Providing everyone with PPE did not make a viable solution because of two reasons. Level 3 PPE is not fire retardant according to the standards of aviation and thus cannot completely cover anybody on the flight. Nor could they wear the full face masks with visors which are essential to prevent infection via respiratory droplets. Furthermore, the full face masks cause hindrance in communications via microphones. That is why it becomes difficult for pilots to effectively communicate with ground control which automatically becomes a safety issue.
Maintaining distance can be a social norm nowadays, but it is impossible to follow inside an aircraft, especially between the medical staff and infected patients. Since the patient and everyone else is breathing the same recycled air, the risk of paramedics, doctors and pilots inside the air ambulance goes up manifold. Because of such reasons a lot of air ambulance helicopters in the UK had to stop their air operations and continue with their ground operations only.
There is no way to determine if a patient is suffering from coronavirus infection or not outside a hospital environment. As we stated earlier, many infected patients might be completely asymptomatic. So it is impossible to distinguish between an infected and a non-infected patient by a pre-hospital screening process. That is why it becomes necessary to transport all coronavirus patients or other patients the same way while maintaining the safety of the flight and medical crew.
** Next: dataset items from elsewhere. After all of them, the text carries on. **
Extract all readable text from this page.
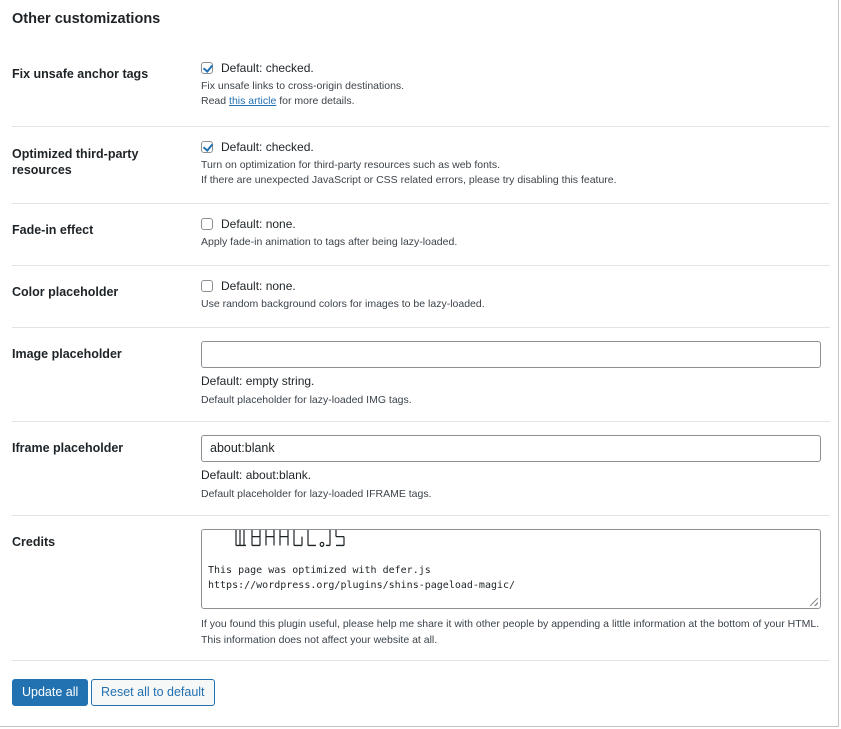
Other customizations
Fix unsafe anchor tags	Default: checked.

Fix unsafe links to cross-origin destinations.

Read this article for more details.

Optimized third-party resources
Default: checked.

Turn on optimization for third-party resources such as web fonts.

If there are unexpected JavaScript or CSS related errors, please try disabling this feature.

Fade-in effect	Default: none.

Apply fade-in animation to tags after being lazy-loaded.

Color placeholder	Default: none.

Use random background colors for images to be lazy-loaded.

Image placeholder
Default: empty string.

Default placeholder for lazy-loaded IMG tags.

Iframe placeholder	about:blank
Default: about:blank.

Default placeholder for lazy-loaded IFRAME tags.

Credits
This page was optimized with defer.js
https://wordpress.org/plugins/shins-pageload-magic/

If you found this plugin useful, please help me share it with other people by appending a little information at the bottom of your HTML. This information does not affect your website at all.

Update all	Reset all to default
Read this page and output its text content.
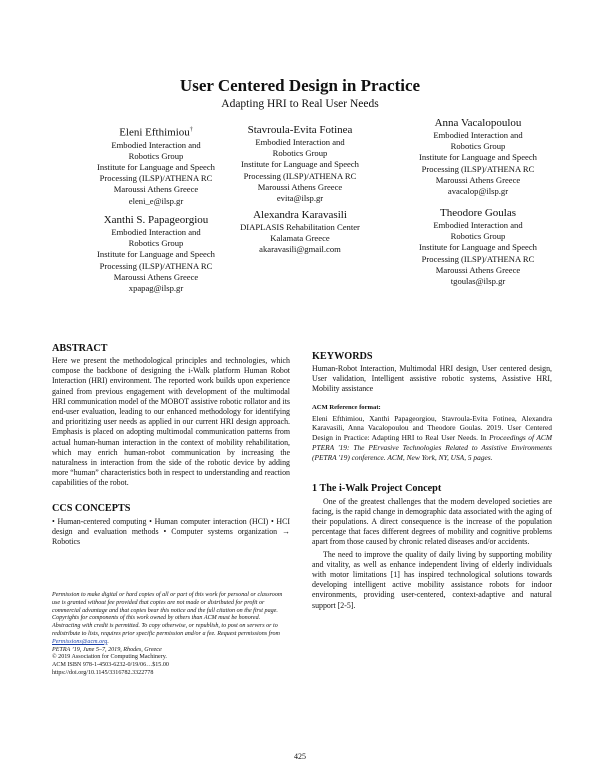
User Centered Design in Practice
Adapting HRI to Real User Needs
Eleni Efthimiou†
Embodied Interaction and
Robotics Group
Institute for Language and Speech
Processing (ILSP)/ATHENA RC
Maroussi Athens Greece
eleni_e@ilsp.gr
Stavroula-Evita Fotinea
Embodied Interaction and
Robotics Group
Institute for Language and Speech
Processing (ILSP)/ATHENA RC
Maroussi Athens Greece
evita@ilsp.gr
Anna Vacalopoulou
Embodied Interaction and
Robotics Group
Institute for Language and Speech
Processing (ILSP)/ATHENA RC
Maroussi Athens Greece
avacalop@ilsp.gr
Xanthi S. Papageorgiou
Embodied Interaction and
Robotics Group
Institute for Language and Speech
Processing (ILSP)/ATHENA RC
Maroussi Athens Greece
xpapag@ilsp.gr
Alexandra Karavasili
DIAPLASIS Rehabilitation Center
Kalamata Greece
akaravasili@gmail.com
Theodore Goulas
Embodied Interaction and
Robotics Group
Institute for Language and Speech
Processing (ILSP)/ATHENA RC
Maroussi Athens Greece
tgoulas@ilsp.gr
ABSTRACT

Here we present the methodological principles and technologies, which compose the backbone of designing the i-Walk platform Human Robot Interaction (HRI) environment. The reported work builds upon experience gained from previous engagement with development of the multimodal HRI communication model of the MOBOT assistive robotic rollator and its end-user evaluation, leading to our enhanced methodology for identifying and prioritizing user needs as applied in our current HRI design approach. Emphasis is placed on adopting multimodal communication patterns from actual human-human interaction in the context of mobility rehabilitation, which may enrich human-robot communication by increasing the naturalness in interaction from the side of the robotic device by adding more “human” characteristics both in respect to understanding and reaction capabilities of the robot.

CCS CONCEPTS

• Human-centered computing • Human computer interaction (HCI) • HCI design and evaluation methods • Computer systems organization → Robotics

Permission to make digital or hard copies of all or part of this work for personal or classroom use is granted without fee provided that copies are not made or distributed for profit or commercial advantage and that copies bear this notice and the full citation on the first page. Copyrights for components of this work owned by others than ACM must be honored. Abstracting with credit is permitted. To copy otherwise, or republish, to post on servers or to redistribute to lists, requires prior specific permission and/or a fee. Request permissions from Permissions@acm.org.

PETRA ’19, June 5–7, 2019, Rhodes, Greece

© 2019 Association for Computing Machinery.

ACM ISBN 978-1-4503-6232-0/19/06…$15.00

https://doi.org/10.1145/3316782.3322778

KEYWORDS

Human-Robot Interaction, Multimodal HRI design, User centered design, User validation, Intelligent assistive robotic systems, Assistive HRI, Mobility assistance

ACM Reference format:

Eleni Efthimiou, Xanthi Papageorgiou, Stavroula-Evita Fotinea, Alexandra Karavasili, Anna Vacalopoulou and Theodore Goulas. 2019. User Centered Design in Practice: Adapting HRI to Real User Needs. In Proceedings of ACM PTERA '19: The PErvasive Technologies Related to Assistive Environments (PETRA '19) conference. ACM, New York, NY, USA, 5 pages.

1 The i-Walk Project Concept

One of the greatest challenges that the modern developed societies are facing, is the rapid change in demographic data associated with the aging of their populations. A direct consequence is the increase of the population percentage that faces different degrees of mobility and cognitive problems apart from those caused by chronic related diseases and/or accidents.

The need to improve the quality of daily living by supporting mobility and vitality, as well as enhance independent living of elderly individuals with motor limitations [1] has inspired technological solutions towards developing intelligent active mobility assistance robots for indoor environments, providing user-centered, context-adaptive and natural support [2-5].

425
We have recently purchased a few EpiShuttle units manufactured by EpiGuard for our fleet of air ambulances. These single-patient portable units are self-contained to provide a maximum level of safety to the patient as well as those on board the flight. These units can have their dedicated airflow system to maintain constant levels of oxygen and can be hooked with any type of life support system. They can get on any type of medical transportation such as aeroplanes, helicopters or ground ambulances. EpiShuttles have a mattress that provides comfort for patients up to 24 hours, and the see-through hardtop allows complete visibility between the patient and the surrounding environment.
EpiShuttles now allow us to continue our medical repatriation and regular operations without adding any further risks to our flight crew, medical staff, the healthcare community or the general public.